Department of Computer Science and Engineering, Toyohashi University of Technology, Toyohashi, Aichi, Japan.
Department of Experimental Psychology, Justus Liebig University Giessen, Giessen, Germany.
J Vis. 2022 Mar 2;22(4):4. doi: 10.1167/jov.22.4.4.
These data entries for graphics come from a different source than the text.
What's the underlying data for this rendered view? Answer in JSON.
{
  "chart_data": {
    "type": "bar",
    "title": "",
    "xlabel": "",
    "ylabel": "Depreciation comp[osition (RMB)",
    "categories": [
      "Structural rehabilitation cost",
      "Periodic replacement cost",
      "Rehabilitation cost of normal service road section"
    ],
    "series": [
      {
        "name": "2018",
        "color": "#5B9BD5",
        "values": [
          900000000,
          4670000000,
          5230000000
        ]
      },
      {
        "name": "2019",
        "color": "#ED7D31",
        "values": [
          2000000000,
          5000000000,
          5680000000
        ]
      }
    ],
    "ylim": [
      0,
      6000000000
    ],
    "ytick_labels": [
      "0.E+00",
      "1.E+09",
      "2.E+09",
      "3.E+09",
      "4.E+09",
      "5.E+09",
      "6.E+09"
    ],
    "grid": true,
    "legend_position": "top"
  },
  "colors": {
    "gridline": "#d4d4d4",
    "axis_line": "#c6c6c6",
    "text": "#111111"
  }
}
Distinguishing mirror from glass is a challenging visual inference, because both materials derive their appearance from their surroundings, yet we rarely experience difficulties in telling them apart. Very few studies have investigated how the visual system distinguishes reflections from refractions and to date, there is no image-computable model that emulates human judgments. Here we sought to develop a deep neural network that reproduces the patterns of visual judgments human observers make. To do this, we trained thousands of convolutional neural networks on more than 750,000 simulated mirror and glass objects, and compared their performance with human judgments, as well as alternative classifiers based on "hand-engineered" image features. For randomly chosen images, all classifiers and humans performed with high accuracy, and therefore correlated highly with one another. However, to assess how similar models are to humans, it is not sufficient to compare accuracy or correlation on random images. A good model should also predict the characteristic errors that humans make. We, therefore, painstakingly assembled a diagnostic image set for which humans make systematic errors, allowing us to isolate signatures of human-like performance. A large-scale, systematic search through feedforward neural architectures revealed that relatively shallow (three-layer) networks predicted human judgments better than any other models we tested. This is the first image-computable model that emulates human errors and succeeds in distinguishing mirror from glass, and hints that mid-level visual processing might be particularly important for the task.
区分镜子和玻璃是一种具有挑战性的视觉推断,因为这两种材料的外观都源自周围环境,但我们很少在分辨它们时遇到困难。很少有研究调查视觉系统如何区分反射和折射,到目前为止,还没有可模拟人类判断的图像可计算模型。在这里,我们试图开发一种深度神经网络,以再现人类观察者做出的视觉判断模式。为此,我们在超过 75 万个模拟的镜子和玻璃物体上训练了数千个卷积神经网络,并将其性能与人类判断以及基于“手工制作”图像特征的替代分类器进行了比较。对于随机选择的图像,所有分类器和人类的表现都非常准确,因此彼此高度相关。然而,要评估模型与人的相似程度,仅比较随机图像上的准确性或相关性是不够的。一个好的模型还应该预测人类会犯的典型错误。因此,我们煞费苦心地组装了一个诊断图像集,人类在这些图像上会犯系统错误,从而使我们能够隔离出类似人类的表现特征。通过前馈神经网络结构进行的大规模、系统搜索表明,相对较浅的(三层)网络比我们测试的任何其他模型都更能预测人类的判断。这是第一个可模拟人类错误并成功区分镜子和玻璃的图像可计算模型,这表明中层视觉处理可能对该任务特别重要。